Location
- 500 Pirates Cove Pearl, (Rankin County), Mississippi 39208 United States
- 32°16′14″N 90°05′36″W﻿ / ﻿32.2705°N 90.0933°W

Information
- Type: Public high school
- Principal: Dr. Michael Brewer
- Staff: 79.90 (FTE)
- Enrollment: 1,280 (2023-2024)
- Student to teacher ratio: 16.02
- Colors: Navy and gold
- Mascot: Pirates
- Website: phs.pearlk12.com

= Pearl High School (Mississippi) =

High school in Mississippi, United States

Pearl High School is a suburban public high school located in Pearl, Mississippi, United States. It is part of the Pearl Public School District.

==History==
Pearl High School was established in 1948 with the construction of a high school building next to the elementary school. Before 1948, Pearl students had to attend high school at Central High School in nearby Jackson. The school's first principal was Mr. L.W. Bright.

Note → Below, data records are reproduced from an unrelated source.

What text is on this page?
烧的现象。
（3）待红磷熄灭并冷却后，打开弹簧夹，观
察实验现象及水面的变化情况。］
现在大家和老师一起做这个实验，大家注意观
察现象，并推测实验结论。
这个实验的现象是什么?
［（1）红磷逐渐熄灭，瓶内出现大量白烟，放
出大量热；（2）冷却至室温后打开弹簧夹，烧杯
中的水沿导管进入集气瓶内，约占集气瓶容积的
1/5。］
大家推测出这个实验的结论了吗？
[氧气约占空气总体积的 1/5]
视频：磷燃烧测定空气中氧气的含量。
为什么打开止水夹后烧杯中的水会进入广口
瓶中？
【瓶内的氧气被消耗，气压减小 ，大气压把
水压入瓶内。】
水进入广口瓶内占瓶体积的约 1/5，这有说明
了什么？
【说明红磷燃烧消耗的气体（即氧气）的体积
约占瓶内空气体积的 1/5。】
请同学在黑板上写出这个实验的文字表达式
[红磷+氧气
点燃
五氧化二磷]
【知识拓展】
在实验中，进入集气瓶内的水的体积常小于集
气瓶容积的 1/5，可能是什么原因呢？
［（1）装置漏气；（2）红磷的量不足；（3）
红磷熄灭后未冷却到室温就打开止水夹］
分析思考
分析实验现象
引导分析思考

Pearl became a city in 1973 and it was at this time that Pearl began the process to withdraw its schools from the Rankin County School District. The Pearl Municipal Separate School District, now known as Pearl Public School District, was finally formed in 1976.

Work began on a new high school in 1987 and classes began in the new school the following year and continue in this location today. The current principal is Dr. Michael Brewer.

===School shooting===

A school shooting occurred on October 1, 1997, at the school. The gunman, 16-year-old Luke Woodham, killed two students and injured seven others at the school after killing his mother at their home earlier that morning.

==Achievements==
In 1991, Pearl High School was recognized by the United States Department of Education as a Blue Ribbon School.

==Athletics==
Pearl High School has several sports teams. These include football, band, baseball, powerlifting, boys and girls basketball, boys and girls soccer, bowling, softball, cheerleading, swim, cross country, tennis, dance, track and field, golf and volleyball. The mascot is a pirate. School colors are Blue & Gold.

==Clubs and organizations==
Pearl High School has several student clubs and organizations. These include Beta Club, National Junior Historical Society, Choral Music, NJROTC, DECA, Pirate Band, FCCLA, Pirate Connectors, Fellowship of Christian Athletes, Student Council, Future Educators of America, Super Scholars, International Thespian Society, The Pirate Yearbook, Key Club, The Pirate Speaks Newspaper, National Art Honor Society, Winter Guard, and National Honor Society.

==Notable graduates==
- Tommy Aldridge - Graduated in 1968 - Drummer for Black Oak Arkansas, Whitesnake and Ozzy Osbourne.